After the fiery rock of "Three Pistols," the Hip slow down the tempo on the bluesy "Fight," which seems to be about a couple at their wits end with each other ("Do you think I bow out 'cause I think you're right/Or 'cause I don't want to fight?"). "Fight" has a solid groove, but is one of the weaker songs on the album. This is not to say it's a bad song, just that on an LP with so many outstanding tunes, "Fight" is near the bottom.
I remember seeing the Hip for the first time, at the State Theater in Detroit. In their encore, they played a tune that brought the house down. At the time, I still wasn't completely familiar with the band's discography, so I couldn't quite place the song that the crowd was going nuts for. I later discovered it was "On the Verge," a shit-kicking rocker that might get a little lost among better-known ravers like "Little Bones" and "Three Pistols." "On the Verge" seems to be about someone who finds himself--or herself--in a strange community of hucksters, con artists, and charlatans but begins to find the place exciting and is "on the verge" of fitting right in. ("We got horse-throated hucksters whispered gimmicks/Rubbernecking all the curious cynics...well, I don't know what came over me/I'm too dumb for words/Well, I didn't think I'd like it here at all/But I swear I'm on the verge"). It's yet another lyric in which Gord Downie sympathetically explores the underbelly of society with its oddballs and outcasts.
"Fiddler's Green" might be the Hip's most revered song. It's a country-folk meditation on the death of Gord's young nephew. The name "Fiddler's Green" has a dual meaning. It's both a road in Ancaster, Ontario and, in mythology, an afterlife where there is eternal happiness, a fiddler who never stops playing, and dancers who never tire. A wonderfully idyllic place for a child who has left this earth too early. The song was so emotional for Downie that the band did not play it live until 2006.

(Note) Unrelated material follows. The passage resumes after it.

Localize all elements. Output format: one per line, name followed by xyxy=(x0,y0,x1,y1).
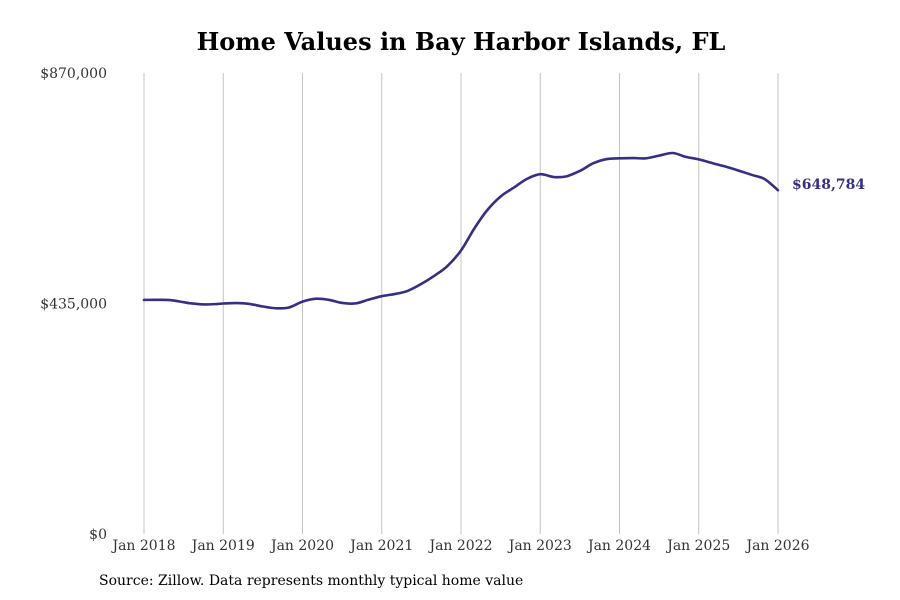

A view into the band's future arrives with Road Apples' final track, "The Last of the Unplucked Gems." It is a brief bit of folk-rock impressionism, similar to Fables of the Reconstruction-era R.E.M. Gord's inscrutable lyrics are a harbinger of the next few Hip albums, Fully Completely and especially Day For Night.
Many of the elements that made Up to Here such an energized and promising debut are also on display with Road Apples, but the songwriting is better and the music has added depth. At the same time, this is still fundamentally a bar band/roots rock album, and the band's musical influences remain obvious. The band had yet to fully develop its own signature sound.
In retrospect, it's clear that the Hip must have concluded they'd taken the road as far as it could go, and it was time for a new direction on Fully Completely, the album that would prove to be their artistic and commercial breakthrough.